There is an increasing market also for men’s products as they have discovered the pleasure and the benefits of dedicating more attention to their well being. An important factor is also the packaging of the product. It must be of high quality and good design as Italians prefer products that are nicely packaged and creative.
Despite the recent economic recession, cosmetic consumption in 2010 exceeded 9.2 million Euros, increasing at a rate of 1 percent over the previous year, while exports increased by 15 percent to a value of over 2.3 million Euros. Ever increasing export levels demonstrates Italian producers’ ability to successfully navigate new markets while maintaining sales in established markets. Italy exports mainly to other European Union countries, the United States, and increasingly to markets such as Russia, Poland, Hong Kong, and the United Arab Emirates. Italy imports nearly all its cosmetic ingredients. Substances such as aloe vera, lavender, and essential oils are used in the production of locally made products. Demand for raw materials will increase as Italy continues to sell its products abroad.
UNIPRO reports that body care products continue to dominate the cosmetics industry, comprising 16.2 percent of the total marketplace. Sales of cellulite treatments and body oils and lotions grew approximately 4.5 percent in 2010, while sales of suntan lotions decreased almost 2.5. Facial care, hair care, and body hygiene products follow with the highest market shares with 15.1, 14.7, and 13.6 percent, respectively. Leading the facial care product market, facial wipe sales increased by 7.8 percent in 2010 compared to 2009 with a turnover of 44 million Euros.

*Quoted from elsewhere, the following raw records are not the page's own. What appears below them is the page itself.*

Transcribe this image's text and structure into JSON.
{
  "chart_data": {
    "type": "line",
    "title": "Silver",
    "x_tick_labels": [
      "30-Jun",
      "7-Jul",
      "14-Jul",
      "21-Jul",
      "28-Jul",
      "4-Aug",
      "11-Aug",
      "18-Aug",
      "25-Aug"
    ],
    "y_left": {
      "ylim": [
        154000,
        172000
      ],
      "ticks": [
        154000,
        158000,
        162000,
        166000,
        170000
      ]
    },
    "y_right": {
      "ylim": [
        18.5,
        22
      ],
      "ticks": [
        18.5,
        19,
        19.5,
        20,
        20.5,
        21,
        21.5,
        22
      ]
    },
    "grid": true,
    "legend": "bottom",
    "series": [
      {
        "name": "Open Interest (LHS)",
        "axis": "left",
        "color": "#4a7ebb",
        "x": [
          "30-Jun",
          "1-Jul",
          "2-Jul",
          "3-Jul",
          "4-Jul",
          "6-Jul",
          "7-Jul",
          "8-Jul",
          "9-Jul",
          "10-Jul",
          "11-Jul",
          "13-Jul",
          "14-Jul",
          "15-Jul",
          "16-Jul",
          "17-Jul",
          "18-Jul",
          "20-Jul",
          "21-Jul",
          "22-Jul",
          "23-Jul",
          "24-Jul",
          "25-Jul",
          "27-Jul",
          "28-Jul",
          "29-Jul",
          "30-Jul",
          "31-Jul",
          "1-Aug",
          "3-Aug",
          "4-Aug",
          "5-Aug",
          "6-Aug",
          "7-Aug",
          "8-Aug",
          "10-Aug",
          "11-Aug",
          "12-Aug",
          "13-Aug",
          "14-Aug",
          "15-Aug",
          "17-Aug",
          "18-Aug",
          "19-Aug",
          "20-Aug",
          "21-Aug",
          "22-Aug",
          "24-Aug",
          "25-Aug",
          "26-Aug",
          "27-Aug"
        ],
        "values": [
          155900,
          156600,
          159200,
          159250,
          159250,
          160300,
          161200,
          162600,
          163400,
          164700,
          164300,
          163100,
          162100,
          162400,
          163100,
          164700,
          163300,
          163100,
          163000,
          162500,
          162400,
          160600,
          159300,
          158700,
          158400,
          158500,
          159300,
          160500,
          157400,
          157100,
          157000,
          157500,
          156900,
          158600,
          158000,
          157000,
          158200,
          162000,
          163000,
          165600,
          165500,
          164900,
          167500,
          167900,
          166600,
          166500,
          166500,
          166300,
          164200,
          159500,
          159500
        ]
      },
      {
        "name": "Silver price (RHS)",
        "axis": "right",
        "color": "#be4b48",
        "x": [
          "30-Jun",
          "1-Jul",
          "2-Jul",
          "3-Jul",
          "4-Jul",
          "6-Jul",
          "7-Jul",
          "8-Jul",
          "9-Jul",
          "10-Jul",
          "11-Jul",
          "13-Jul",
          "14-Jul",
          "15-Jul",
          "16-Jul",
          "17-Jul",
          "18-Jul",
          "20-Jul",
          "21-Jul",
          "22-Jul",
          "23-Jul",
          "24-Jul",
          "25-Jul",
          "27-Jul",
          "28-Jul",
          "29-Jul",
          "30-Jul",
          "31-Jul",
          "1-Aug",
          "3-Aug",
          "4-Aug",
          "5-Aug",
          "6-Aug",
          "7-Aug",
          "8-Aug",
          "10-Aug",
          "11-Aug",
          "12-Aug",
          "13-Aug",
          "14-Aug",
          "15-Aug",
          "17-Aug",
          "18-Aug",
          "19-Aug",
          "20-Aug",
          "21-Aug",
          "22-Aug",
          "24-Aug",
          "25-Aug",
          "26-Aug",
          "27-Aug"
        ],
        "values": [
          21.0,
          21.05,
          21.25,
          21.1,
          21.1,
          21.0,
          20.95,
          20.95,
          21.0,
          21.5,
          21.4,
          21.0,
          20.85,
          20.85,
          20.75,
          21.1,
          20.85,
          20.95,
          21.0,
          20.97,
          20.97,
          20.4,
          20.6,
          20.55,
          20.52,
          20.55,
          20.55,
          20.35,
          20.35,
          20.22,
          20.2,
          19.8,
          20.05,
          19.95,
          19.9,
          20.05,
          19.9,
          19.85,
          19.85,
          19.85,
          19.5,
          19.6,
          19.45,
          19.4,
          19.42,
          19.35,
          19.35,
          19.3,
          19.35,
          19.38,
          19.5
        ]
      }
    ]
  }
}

Nail care products continue to experience significant growth, with a sales increase of 7.2 percent and a turnover of 92 million Euros. The highest sales growth levels in 2010 were 16.1 percent for nail polish remover and 11.3 percent for make-up cases.
Direct sales of cosmetic products experienced the highest level of growth in 2010 with an increase of 7.2 percent. Although less dynamic than in years past, the pharmacy retail channel still remains a prefered avenue for purchasing cosmetics with an increase of 3.3 percent over the previous year and a commercial value of nearly 1.48 million Euros. The perfumery channel remains an important aspect to the concept of beauty with a market share of 24.6 percent. Although this channel seems to be overcoming a period of significant retraction with 0.7 percent growth in 2010, overall levels still remain lower than those in 2008.
The internet has yet to become a mainstream method for Italian consumption, while mail orders increased by 20 percent and door-to-door sales increased by 5.5 percent in 2010. The herbalist shop market continued to experience higher than average annual growth at 5.5 percent in 2010. Italian consumers continuously lean towards purchasing natural and health-oriented products. Pharmacies and herbal shops are the most successful “new avenues” of sales with five percent average growth over the past eight years.